The ancient art engaged with and reimagined by most settler artists in the US was that of Europe, as if the land they live/d on did not have its own rich histories of art. Much of this pattern continues into contemporary art in the US, which has excluded those artists who invoke, recreate and continue Native American visual traditions. Though this work is produced now, people force this work into the past with the label of “traditional,” especially when this kind of work is done by Native artists. But the work of exposing the construction of settler colonial mythologies and erasures should not have to be the work of indigenous scholars and artists alone.

Perhaps one additional way that we can honor and engage with the work of Asian and other artists here in the US is to juxtapose works, to read contrapuntally, to think comparatively about our own artistic communities, and then to learn from — and act on — repairing the lacunae that this kind of comparative thinking may reveal. Especially so, when our nation’s understanding of its past has, since its founding, been so thoroughly imbued with unknowing and forgetting.

[1] More, at least, than I am accustomed to meeting in the elite academic spaces in the US, in which I first encountered experimental film.
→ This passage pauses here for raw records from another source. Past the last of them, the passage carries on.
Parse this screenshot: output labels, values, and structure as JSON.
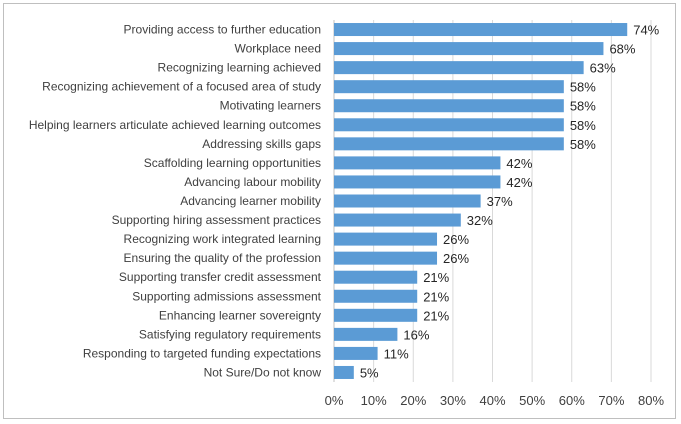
{
  "chart_data": {
    "type": "bar",
    "orientation": "horizontal",
    "categories": [
      "Providing access to further education",
      "Workplace need",
      "Recognizing learning achieved",
      "Recognizing achievement of a focused area of study",
      "Motivating learners",
      "Helping learners articulate achieved learning outcomes",
      "Addressing skills gaps",
      "Scaffolding learning opportunities",
      "Advancing labour mobility",
      "Advancing learner mobility",
      "Supporting hiring assessment practices",
      "Recognizing work integrated learning",
      "Ensuring the quality of the profession",
      "Supporting transfer credit assessment",
      "Supporting admissions assessment",
      "Enhancing learner sovereignty",
      "Satisfying regulatory requirements",
      "Responding to targeted funding expectations",
      "Not Sure/Do not know"
    ],
    "values": [
      74,
      68,
      63,
      58,
      58,
      58,
      58,
      42,
      42,
      37,
      32,
      26,
      26,
      21,
      21,
      21,
      16,
      11,
      5
    ],
    "value_labels": [
      "74%",
      "68%",
      "63%",
      "58%",
      "58%",
      "58%",
      "58%",
      "42%",
      "42%",
      "37%",
      "32%",
      "26%",
      "26%",
      "21%",
      "21%",
      "21%",
      "16%",
      "11%",
      "5%"
    ],
    "xlim": [
      0,
      80
    ],
    "xticks": [
      0,
      10,
      20,
      30,
      40,
      50,
      60,
      70,
      80
    ],
    "xtick_labels": [
      "0%",
      "10%",
      "20%",
      "30%",
      "40%",
      "50%",
      "60%",
      "70%",
      "80%"
    ],
    "grid": "vertical",
    "bar_color": "#5b9bd5",
    "title": "",
    "xlabel": "",
    "ylabel": ""
  }
}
[2] A filmmaker from Germany, Helga Fanderl, was also featured as one of the artists in this seminar. She has made thousands of films on a Super8 camera, many of which are quite short, abstract and were edited in-camera. She curates a program of her films for each and every venue in which her work is screened, and also insists on being there in person. I heard several attendees wonder about the role of her work, however lovely and skillful, in a seminar on the theme of Action. In the second-last session, she addressed this directly, and said of her films that they are what she feels she can contribute to a world being destroyed. She said that maybe artists should join demonstrations and support political work, rather than just making political art, much of which is quite shallow. This was met with applause.